In de zoektocht naar een vervanger voor de Cavendish begon Yelloway drie jaar geleden met het kruisen van allerlei wilde bananensoorten. Met de modernste technieken kan het veel sneller dan vroeger de meest kansrijke nakomelingen, met gewenste eigenschappen, selecteren. Daarmee worden dan weer nieuwe kruisingen ingezet. „Zo kunnen we relatief snel allerlei gewenste eigenschappen stapelen”, zegt García-Bastidas. Vroeger duurde de ontwikkeling van een nieuw ras makkelijk tien tot twintig jaar. Yelloway hoopt die tijd op z’n minst te halveren.
Verhoogd tolerant
In ieder geval is het nu gelukt om planten te maken die resistent zijn tegen Fusarium TR4 én tegen de bladschimmel. Of toch niet? Dat laatste blijkt niet helemaal te kloppen, verklapt García-Bastidas. „Ze zijn niet helemaal resistent tegen de ziekteverwekker, maar verhoogd tolerant.” Het betekent dat een teler zijn bananenplanten minder vaak hoeft te spuiten. „Niet meer eens per week, maar eens per maand, verwachten we.”
Hoe dat in de praktijk uitpakt, moet Yelloway nog onderzoeken.

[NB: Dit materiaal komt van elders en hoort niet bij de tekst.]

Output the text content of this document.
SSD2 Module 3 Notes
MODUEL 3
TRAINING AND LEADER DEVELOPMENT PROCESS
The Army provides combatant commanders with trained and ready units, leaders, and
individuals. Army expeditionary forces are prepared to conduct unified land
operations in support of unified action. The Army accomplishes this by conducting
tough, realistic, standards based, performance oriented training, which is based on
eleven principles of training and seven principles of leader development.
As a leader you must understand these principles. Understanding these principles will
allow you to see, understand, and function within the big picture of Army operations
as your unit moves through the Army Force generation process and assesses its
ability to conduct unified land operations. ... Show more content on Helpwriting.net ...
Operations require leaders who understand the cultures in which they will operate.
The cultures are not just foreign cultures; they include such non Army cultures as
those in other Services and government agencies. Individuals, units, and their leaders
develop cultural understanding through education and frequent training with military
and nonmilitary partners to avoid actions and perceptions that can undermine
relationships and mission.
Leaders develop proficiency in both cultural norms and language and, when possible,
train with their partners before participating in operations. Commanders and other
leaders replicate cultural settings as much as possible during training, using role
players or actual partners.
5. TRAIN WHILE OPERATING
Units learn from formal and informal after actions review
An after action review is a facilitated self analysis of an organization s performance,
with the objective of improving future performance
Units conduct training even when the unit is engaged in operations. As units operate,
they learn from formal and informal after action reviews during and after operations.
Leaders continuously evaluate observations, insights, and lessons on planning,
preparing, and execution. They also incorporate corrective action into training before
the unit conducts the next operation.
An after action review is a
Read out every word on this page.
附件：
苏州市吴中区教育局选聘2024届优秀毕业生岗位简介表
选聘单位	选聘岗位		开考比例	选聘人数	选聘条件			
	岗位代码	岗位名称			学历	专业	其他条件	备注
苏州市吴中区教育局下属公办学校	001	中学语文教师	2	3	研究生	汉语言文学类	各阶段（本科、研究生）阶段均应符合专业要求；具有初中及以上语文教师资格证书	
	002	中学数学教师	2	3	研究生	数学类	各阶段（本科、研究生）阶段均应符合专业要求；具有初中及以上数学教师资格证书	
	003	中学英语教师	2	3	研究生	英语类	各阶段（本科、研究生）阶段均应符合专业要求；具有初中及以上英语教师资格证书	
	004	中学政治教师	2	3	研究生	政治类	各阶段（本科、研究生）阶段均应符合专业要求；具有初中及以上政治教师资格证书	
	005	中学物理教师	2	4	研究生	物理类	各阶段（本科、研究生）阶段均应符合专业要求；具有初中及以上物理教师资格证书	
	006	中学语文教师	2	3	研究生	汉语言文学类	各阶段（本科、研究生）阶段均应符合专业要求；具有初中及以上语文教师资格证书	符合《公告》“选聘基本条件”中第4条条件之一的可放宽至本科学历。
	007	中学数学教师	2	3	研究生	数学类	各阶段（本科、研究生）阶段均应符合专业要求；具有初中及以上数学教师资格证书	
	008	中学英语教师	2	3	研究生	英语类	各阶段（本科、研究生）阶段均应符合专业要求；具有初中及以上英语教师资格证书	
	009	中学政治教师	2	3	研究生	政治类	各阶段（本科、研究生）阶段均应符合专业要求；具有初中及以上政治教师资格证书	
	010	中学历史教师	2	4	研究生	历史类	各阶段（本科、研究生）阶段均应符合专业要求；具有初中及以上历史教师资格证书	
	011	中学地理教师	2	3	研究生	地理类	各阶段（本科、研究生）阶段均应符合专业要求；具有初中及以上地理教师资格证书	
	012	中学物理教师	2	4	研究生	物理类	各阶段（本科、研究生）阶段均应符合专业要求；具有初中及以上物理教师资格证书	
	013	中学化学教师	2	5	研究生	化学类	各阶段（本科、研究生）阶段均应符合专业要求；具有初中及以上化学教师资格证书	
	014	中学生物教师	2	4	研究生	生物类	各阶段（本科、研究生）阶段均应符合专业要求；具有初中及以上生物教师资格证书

De eerste lading van deze triploïden staat klaar om verzonden te worden naar proefvelden op de Filippijnen en in Indonesië, waar de twee ziekteverwekkers al vele plantages hebben vernietigd.
Het doel van Chiquita is dat er op zijn plantages uiteindelijk niet meer gespoten wordt. De opzet is ook om meerdere variëteiten naast elkaar te gaan verbouwen. Zodat ziekteverwekkers zich niet meer zo makkelijk verspreiden. „Het is het begin van het einde van monocultuur-bananen”, zegt Stedman.
Helaas zijn er in de Bemmelse kas nog geen bananen te proeven, waar wel op gehoopt was. De negen planten moeten nog tot bloei komen, en daarna moeten zich nog de trossen vormen. Sørensen: „Ik denk dat we over een maand of drie bananen hebben. Het zou een mooi kerstcadeau zijn.”